这一套动作很娴熟,这画面丢在人间也很寻常,许多当爹的,都喜欢把自家小孩放脖子上骑大马。
就是吧……
北方鬼帝长的就不好惹,虽身形伟岸,但青妩也是成年人模样了,这样骑在他脖子上,瞧着实在有些不伦不类。
萧沉砚脚下顿住,默默看着这父慈女孝的画面。
青妩习以为常的样子,抱着北方鬼帝头上的冕旒,恹恹道:“还是不开心。”
“不要得寸进尺。”北方鬼帝冷着脸道:“你都长大了,还想让我跪着给你当马骑?骑骑脖子得了。”
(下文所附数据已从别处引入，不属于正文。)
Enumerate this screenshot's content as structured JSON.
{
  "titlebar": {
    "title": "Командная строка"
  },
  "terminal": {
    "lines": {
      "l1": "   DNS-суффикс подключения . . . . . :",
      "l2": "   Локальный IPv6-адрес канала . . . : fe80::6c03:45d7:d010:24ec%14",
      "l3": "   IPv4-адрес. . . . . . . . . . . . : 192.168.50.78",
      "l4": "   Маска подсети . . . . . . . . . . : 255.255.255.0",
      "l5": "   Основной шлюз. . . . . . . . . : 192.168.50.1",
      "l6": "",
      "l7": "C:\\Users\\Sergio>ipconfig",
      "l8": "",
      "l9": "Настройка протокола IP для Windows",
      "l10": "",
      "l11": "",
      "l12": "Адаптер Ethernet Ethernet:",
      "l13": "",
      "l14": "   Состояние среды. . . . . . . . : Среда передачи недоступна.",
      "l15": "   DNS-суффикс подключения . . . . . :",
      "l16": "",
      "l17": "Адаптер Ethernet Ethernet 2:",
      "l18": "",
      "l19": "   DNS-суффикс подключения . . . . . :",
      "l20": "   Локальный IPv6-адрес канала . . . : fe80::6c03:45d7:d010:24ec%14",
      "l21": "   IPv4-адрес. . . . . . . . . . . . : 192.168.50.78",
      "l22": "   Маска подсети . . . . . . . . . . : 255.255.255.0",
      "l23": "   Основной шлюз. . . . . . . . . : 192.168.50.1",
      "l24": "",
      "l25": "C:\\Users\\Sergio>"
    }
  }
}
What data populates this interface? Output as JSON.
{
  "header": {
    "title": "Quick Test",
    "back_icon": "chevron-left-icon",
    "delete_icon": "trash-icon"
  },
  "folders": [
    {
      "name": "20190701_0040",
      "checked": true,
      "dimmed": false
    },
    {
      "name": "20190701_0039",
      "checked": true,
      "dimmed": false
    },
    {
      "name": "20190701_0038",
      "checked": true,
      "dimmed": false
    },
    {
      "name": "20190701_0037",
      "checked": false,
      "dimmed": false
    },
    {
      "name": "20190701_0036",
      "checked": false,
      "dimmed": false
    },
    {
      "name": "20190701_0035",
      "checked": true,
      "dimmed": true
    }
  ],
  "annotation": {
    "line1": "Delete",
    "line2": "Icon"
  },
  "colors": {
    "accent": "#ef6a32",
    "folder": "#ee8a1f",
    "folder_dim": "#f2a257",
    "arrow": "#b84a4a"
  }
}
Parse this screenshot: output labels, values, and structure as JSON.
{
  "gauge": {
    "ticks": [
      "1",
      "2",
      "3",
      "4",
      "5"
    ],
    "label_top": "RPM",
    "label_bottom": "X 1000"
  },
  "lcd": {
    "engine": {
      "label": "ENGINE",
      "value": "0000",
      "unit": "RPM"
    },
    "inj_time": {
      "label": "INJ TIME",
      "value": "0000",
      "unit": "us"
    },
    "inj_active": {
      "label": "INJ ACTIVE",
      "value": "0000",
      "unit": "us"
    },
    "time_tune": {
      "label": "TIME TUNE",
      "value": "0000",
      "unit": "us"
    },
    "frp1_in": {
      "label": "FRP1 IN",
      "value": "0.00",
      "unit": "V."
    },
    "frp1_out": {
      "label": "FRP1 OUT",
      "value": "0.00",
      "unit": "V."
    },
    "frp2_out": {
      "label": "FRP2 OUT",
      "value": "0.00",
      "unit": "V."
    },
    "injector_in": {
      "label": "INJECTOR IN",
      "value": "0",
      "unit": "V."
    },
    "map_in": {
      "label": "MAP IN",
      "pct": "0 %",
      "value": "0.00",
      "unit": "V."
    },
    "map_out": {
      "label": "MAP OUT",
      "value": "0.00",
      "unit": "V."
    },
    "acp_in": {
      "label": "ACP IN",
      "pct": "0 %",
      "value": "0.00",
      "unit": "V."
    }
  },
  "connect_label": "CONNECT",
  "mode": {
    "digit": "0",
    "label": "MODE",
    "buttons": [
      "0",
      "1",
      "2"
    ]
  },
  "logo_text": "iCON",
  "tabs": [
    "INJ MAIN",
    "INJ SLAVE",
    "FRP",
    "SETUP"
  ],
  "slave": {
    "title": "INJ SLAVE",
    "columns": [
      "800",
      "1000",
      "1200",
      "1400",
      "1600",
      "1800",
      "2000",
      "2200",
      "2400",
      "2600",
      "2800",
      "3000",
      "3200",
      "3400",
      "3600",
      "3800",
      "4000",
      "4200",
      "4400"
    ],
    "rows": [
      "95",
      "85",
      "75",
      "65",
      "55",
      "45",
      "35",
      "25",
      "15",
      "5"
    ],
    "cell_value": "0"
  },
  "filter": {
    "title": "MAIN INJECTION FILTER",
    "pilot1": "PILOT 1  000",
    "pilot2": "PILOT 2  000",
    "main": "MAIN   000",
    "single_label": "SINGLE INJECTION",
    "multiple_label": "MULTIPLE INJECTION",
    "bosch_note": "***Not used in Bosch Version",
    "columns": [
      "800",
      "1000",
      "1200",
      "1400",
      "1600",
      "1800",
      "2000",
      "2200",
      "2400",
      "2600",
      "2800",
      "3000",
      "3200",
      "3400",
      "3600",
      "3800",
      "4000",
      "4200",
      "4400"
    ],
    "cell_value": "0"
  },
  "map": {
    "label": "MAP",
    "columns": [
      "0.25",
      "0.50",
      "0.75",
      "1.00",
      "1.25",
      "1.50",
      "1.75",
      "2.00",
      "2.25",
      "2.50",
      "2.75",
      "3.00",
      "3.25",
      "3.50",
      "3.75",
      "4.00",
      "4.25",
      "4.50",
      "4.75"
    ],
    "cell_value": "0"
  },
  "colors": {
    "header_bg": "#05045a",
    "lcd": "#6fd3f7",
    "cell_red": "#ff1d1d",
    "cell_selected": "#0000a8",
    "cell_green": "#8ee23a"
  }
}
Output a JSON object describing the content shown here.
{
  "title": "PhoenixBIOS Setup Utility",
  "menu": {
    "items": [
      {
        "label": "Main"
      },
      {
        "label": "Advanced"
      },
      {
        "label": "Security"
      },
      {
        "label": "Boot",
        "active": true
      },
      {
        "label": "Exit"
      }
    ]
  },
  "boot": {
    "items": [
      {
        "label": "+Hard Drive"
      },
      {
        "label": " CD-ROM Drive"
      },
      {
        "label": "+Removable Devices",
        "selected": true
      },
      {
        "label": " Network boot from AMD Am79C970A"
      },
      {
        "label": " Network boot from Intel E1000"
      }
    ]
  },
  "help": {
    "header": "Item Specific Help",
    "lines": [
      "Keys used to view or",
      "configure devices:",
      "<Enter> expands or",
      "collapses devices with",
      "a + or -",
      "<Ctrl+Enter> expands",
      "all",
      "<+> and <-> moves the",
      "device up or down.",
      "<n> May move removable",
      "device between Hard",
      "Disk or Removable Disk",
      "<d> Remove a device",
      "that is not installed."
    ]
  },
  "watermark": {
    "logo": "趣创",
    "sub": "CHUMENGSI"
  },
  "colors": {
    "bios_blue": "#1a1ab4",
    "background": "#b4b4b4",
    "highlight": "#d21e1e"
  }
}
“那行吧。”青妩点头,睨了眼萧沉砚,皱眉:“干嘛不打他?”
这话是冲着北方鬼帝问的。
北方鬼帝哼了声,驮着青妩就走了。
萧沉砚刚要跟上去,就注意到了糜苏看来的视线。
红甲少年脸上的‘鬼’字刺青格外显眼,但依旧遮不住好容色,眼里的敌意和不喜也比北方鬼帝更为分明。
萧沉砚并不意外自己在地府不被待见。
只是对方的‘敌意’与北方鬼帝似有不同,且这个红甲少年看他的眼神,也不像看一个初见之人。
是与苍溟有过过节?
“我是糜苏,酆都城灵。”糜苏冷冷道:“你若有负帝姬,我第一个杀你。”
萧沉砚平静的与他对视。
“你不会有那个机会。”
糜苏皱眉,“但愿如此。”
回了北方鬼帝城。
青妩还骑在北方鬼帝脖子上没有下来,周遭鬼吏眼观鼻鼻观心,都装作视而不见。
青妩弓腰驼背的抱着他的王冕,语气没什么起伏:“梵幽要去干的事,你早知道?”
“也没多早。”北方鬼帝道:“他不久前回来了一次,我才知他留在酆都城的是一具分身,还有他干的那些糊涂事。”